The doctor removed the instrument and turned off the flashlight. “It’s broken,” he said, patting my blanketed knee.
“What do we do?” my husband asked. He was standing now, hovering over the doctor and his black case.
“It will heal on its own,” the doctor said. He suggested ice packs and time. “But this will help with the pain.” He took out a prescription bottle, tapped a dozen white pills into his palm, and left them on the bedside table.
He gathered his instruments and washed his hands in the bathroom. My husband brought me a glass of water. The first painkiller was sluggish going down and the aftertaste was that of sand.
“How did this happen again?” the doctor asked, his hand on the door.
“An emergency landing,” my husband said. His tone was suddenly sharp. “There was turbulence. It was an accident.”
“Our plane was on the news,” I added, already drowsy. When the doctor left, it felt like the end of a dream.
“Can you believe he suspected me?” my husband asked when the doctor was gone. He paced in front of the bed. “That’s just insulting.”

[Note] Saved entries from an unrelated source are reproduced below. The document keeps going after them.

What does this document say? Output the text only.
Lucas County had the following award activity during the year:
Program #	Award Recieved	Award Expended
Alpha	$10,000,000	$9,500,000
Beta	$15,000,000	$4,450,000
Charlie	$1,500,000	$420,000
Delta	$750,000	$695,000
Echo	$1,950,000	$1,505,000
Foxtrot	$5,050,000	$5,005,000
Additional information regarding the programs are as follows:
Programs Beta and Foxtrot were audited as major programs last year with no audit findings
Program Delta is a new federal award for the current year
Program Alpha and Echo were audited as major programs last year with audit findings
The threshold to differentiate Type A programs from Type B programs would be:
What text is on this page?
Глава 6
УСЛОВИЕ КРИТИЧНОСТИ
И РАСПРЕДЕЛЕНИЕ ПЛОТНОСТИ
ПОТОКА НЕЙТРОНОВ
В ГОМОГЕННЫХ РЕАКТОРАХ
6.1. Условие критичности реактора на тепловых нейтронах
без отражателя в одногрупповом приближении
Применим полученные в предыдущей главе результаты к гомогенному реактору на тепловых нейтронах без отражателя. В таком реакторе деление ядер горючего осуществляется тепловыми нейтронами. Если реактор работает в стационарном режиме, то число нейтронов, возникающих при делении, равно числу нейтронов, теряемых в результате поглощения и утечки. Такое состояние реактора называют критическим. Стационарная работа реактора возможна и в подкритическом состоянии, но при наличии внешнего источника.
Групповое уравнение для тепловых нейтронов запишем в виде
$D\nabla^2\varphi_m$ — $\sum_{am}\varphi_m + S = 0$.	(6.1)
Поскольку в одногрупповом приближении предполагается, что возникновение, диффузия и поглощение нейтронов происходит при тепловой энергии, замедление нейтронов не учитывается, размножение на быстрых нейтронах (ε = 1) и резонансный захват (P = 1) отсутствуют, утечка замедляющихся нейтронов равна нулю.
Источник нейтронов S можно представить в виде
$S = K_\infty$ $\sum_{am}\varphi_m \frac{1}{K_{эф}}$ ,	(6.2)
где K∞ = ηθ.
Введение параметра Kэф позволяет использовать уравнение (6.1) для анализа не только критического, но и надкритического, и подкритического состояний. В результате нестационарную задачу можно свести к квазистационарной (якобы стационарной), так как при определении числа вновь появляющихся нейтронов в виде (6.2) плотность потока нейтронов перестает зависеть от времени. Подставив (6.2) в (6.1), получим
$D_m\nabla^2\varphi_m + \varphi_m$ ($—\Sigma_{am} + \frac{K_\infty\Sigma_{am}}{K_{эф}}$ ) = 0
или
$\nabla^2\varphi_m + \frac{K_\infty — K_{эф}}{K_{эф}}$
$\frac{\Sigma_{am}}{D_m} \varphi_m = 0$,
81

The room had become tilted and blurry. He appeared to be standing on a slope and our white ceiling looked like it was made of light. I found a grain of sand hidden beneath my tongue and swallowed it.
“It was an accident,” I said before falling asleep.
* * *
A sketch of the suspect: after getting married, I visited my parents only on holidays. Once I saw an X-ray of a heart and I was alarmed by its smallness, its translucence. A thing we ask entirely too much of. On our way to Patagonia I’d watched the planes in holding patterns at the Buenos Aires airport and thought about how that used to be me. I had landed somewhere, finally, even if I couldn’t point it out on a map. After I had been married for a year, I dreamed about my dead sister. In the dream she was a child, maybe six or seven. She didn’t look anything like me. She had dark shiny hair and was jumping rope on a playground. When she saw me, she put down the rope and said, “What the fuck are you doing?” And I said, “This is all your fault.” I was married for three years before I told my husband I wasn’t an only child, like him, and that was just because my mother brought my sister up at Thanksgiving. Once I took a long lunch and went to see a tarot card reader on Tasker Street. It was my first week back from Patagonia and whenever I was stopped at a red light, I had fantasies of simply getting out of the car and walking away, leaving the keys in the ignition, the radio on. When the tarot reader drew the Hanged Man, she said that meant I should do the opposite of what I would normally do. Which was fine advice if you understand what it is that you do.